Sambil tetap berciuman, tangan kiri Jeffran gunakan untuk membelai punggung wanitanya, sedangkan tangan kirinya mulai bergerak aktif menelusuri setiap inci tubuh Rere. Rere mendesah di tengah ciuman ketika merasakan tangan Jeffran mengelus perutnya yang datar.

You drive me crazy.” kata Jeffran disela-sela ciuman yang semakin menggebu itu.

Jeffran beralih ke leher jenjang Rere, menciumnya dan menghisap pelan hingga tanda kepemilikannya tercetak jelas. Tangannya mengelus paha Rere hingga membuat perempuan itu mendesah pasrah. “Om—“

“Akh!” Jeffran mengigit lehernya lumayan keras.

I am not your uncle, Renatha. Bilang Om sekali lagi saya gigit leher kamu sampe berdarah.” ucap Jeffran sambil menatap Rere. “Call me Daddy.”

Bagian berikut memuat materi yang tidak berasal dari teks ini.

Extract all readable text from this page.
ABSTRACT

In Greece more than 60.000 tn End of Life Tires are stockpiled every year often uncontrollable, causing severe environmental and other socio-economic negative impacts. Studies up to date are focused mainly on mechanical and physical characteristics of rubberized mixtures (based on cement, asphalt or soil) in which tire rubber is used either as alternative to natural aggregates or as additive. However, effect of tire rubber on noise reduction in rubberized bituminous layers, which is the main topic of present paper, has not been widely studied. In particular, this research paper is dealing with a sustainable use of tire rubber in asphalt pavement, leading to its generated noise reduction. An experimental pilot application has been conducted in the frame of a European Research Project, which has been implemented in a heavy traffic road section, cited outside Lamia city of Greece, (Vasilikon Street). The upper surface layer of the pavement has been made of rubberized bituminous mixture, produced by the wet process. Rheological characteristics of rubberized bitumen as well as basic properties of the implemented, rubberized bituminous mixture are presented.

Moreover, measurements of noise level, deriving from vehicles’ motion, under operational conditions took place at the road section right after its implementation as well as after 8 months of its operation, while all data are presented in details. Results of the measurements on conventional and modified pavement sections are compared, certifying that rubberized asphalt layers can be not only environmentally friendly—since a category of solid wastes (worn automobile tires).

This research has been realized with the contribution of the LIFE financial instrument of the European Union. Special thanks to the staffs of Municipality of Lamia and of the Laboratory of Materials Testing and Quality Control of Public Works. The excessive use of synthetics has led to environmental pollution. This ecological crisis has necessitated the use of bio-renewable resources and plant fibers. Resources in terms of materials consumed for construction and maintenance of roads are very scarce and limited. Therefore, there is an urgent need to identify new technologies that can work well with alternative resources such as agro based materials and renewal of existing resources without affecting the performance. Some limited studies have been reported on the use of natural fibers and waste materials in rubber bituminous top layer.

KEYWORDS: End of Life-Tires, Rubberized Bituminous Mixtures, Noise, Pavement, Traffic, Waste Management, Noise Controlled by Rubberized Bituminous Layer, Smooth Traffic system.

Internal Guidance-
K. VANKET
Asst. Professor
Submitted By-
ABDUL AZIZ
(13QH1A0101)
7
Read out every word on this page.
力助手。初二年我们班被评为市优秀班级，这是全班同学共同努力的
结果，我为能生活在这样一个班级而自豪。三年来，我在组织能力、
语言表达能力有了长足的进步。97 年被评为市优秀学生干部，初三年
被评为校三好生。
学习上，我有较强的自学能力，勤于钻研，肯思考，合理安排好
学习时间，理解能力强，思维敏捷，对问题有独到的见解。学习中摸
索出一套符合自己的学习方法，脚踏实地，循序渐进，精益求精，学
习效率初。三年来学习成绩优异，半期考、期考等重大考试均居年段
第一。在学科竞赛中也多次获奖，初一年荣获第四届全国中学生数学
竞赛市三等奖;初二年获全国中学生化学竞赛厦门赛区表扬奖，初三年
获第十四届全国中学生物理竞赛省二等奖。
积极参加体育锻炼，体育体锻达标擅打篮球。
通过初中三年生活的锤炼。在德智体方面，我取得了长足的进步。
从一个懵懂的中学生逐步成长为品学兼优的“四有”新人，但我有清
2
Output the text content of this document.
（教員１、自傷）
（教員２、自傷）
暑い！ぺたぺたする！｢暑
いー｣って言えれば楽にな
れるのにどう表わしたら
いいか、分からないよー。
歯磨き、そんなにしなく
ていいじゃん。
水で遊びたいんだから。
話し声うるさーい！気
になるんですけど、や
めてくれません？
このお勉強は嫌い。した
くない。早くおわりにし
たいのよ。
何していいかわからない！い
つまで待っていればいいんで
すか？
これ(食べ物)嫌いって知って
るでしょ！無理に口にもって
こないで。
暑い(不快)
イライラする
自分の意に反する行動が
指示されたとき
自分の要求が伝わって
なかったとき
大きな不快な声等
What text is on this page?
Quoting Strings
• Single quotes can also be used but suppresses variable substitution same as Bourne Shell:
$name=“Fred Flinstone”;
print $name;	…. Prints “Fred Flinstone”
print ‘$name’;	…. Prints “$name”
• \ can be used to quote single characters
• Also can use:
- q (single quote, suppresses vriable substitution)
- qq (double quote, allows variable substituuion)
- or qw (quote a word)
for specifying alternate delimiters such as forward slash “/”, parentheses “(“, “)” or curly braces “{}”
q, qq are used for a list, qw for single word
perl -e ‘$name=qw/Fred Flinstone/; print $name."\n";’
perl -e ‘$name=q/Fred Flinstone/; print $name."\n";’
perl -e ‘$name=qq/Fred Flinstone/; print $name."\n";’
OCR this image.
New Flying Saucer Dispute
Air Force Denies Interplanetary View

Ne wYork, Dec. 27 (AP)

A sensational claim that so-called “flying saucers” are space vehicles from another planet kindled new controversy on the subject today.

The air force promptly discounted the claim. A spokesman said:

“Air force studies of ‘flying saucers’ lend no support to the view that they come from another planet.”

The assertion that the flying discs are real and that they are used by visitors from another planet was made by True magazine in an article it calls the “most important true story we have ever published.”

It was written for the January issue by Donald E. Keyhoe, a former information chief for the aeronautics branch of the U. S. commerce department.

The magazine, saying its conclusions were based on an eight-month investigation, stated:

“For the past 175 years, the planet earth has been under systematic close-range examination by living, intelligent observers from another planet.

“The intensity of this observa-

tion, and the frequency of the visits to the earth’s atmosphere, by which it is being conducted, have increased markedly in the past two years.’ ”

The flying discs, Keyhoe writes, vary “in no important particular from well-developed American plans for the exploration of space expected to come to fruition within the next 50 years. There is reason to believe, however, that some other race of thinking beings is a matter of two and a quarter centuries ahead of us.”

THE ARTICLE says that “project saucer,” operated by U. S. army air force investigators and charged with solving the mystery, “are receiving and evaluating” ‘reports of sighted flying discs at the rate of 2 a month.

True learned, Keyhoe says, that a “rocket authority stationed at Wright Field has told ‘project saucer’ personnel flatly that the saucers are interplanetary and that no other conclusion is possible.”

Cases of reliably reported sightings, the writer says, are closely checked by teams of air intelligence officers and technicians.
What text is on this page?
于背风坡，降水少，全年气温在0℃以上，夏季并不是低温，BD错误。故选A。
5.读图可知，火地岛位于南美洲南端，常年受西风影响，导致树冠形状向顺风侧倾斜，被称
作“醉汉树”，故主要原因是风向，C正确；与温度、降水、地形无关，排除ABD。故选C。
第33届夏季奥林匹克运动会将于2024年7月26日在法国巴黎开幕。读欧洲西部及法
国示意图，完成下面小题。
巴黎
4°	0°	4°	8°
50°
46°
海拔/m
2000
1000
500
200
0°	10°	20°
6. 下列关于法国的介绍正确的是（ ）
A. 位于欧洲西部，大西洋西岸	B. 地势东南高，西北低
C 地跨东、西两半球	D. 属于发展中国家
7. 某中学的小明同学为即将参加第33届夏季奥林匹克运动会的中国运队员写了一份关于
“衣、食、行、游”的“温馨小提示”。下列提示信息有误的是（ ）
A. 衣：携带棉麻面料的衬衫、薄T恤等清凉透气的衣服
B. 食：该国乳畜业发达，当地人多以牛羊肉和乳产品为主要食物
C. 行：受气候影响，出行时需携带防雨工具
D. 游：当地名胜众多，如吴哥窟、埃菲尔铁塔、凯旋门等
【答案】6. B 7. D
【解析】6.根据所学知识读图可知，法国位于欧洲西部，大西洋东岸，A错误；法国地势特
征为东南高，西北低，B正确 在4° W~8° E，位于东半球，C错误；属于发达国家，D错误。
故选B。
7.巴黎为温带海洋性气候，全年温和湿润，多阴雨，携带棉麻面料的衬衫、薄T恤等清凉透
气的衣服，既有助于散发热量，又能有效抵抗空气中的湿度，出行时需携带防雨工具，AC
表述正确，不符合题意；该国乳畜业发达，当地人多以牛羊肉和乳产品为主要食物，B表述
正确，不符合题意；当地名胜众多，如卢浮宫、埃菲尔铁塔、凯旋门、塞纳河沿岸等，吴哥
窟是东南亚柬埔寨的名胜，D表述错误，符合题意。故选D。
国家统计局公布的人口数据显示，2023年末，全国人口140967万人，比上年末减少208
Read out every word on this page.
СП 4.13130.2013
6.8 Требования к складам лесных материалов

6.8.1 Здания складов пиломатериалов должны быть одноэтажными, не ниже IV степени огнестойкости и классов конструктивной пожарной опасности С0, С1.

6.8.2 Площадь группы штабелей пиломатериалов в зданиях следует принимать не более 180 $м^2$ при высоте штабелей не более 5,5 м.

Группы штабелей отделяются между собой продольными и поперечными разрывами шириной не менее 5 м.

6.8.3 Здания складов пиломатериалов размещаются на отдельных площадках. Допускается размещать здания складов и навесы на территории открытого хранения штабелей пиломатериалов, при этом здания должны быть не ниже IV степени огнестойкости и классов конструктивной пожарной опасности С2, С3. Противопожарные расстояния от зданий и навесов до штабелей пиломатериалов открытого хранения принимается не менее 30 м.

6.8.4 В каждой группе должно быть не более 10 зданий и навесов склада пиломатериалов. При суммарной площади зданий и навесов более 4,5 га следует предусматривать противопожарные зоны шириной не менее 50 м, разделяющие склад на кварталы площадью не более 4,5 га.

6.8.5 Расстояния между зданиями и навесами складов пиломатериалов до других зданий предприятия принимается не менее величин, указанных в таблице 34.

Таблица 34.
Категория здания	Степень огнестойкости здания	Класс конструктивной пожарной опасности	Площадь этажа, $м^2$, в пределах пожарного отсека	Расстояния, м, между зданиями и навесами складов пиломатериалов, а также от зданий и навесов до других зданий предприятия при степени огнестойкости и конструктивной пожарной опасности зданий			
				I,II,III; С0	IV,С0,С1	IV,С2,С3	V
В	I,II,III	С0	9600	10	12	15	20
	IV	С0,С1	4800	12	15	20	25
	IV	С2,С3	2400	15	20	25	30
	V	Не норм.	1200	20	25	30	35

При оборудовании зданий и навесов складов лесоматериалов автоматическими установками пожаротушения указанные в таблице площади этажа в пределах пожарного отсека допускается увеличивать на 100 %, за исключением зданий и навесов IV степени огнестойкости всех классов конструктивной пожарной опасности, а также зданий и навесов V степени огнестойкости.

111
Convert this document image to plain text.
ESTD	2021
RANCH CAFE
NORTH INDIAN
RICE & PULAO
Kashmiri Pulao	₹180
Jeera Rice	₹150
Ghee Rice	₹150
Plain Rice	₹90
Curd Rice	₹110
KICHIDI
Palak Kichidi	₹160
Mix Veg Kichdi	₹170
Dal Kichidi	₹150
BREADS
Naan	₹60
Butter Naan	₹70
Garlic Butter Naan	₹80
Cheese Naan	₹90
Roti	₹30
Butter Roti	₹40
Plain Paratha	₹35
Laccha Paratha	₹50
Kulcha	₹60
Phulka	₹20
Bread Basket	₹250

Belum sempat Rere untuk protes, Jeffran menghisap kuat tulang selangkanya. Tangannya yang berada di dalam bajunya bergerak pelan ke atas, meremas pelan payudaranya yang memang tidak ia lindungi dengan bra sehingga membuat Jeffran tersenyum menyeringai.

Naughty.” ucapnya pelan, lalu kembali meremasnya lagi hingga mau tidak mau Rere meneriakinya dengan sebutan yang diinginkan oleh Jeffran. “Daddy, please—“

Wajah Rere menengadah, merasakan kenikmatan yang pria itu berikan kepadanya. Jeffran memang tidak terburu-buru dalam permainnya, hal itu membuat Rere kian mengelenguh kala pergerakkan Jeffran yang lambat laun kian aktif di dalam balik bajunya.

“Kita lanjut di kamar.” tanpa menunggu jawaban, Jeffran kembali meraih bibir Rere. Menyecapnya lembut seraya menggendong Rere hingga naik ke tangga.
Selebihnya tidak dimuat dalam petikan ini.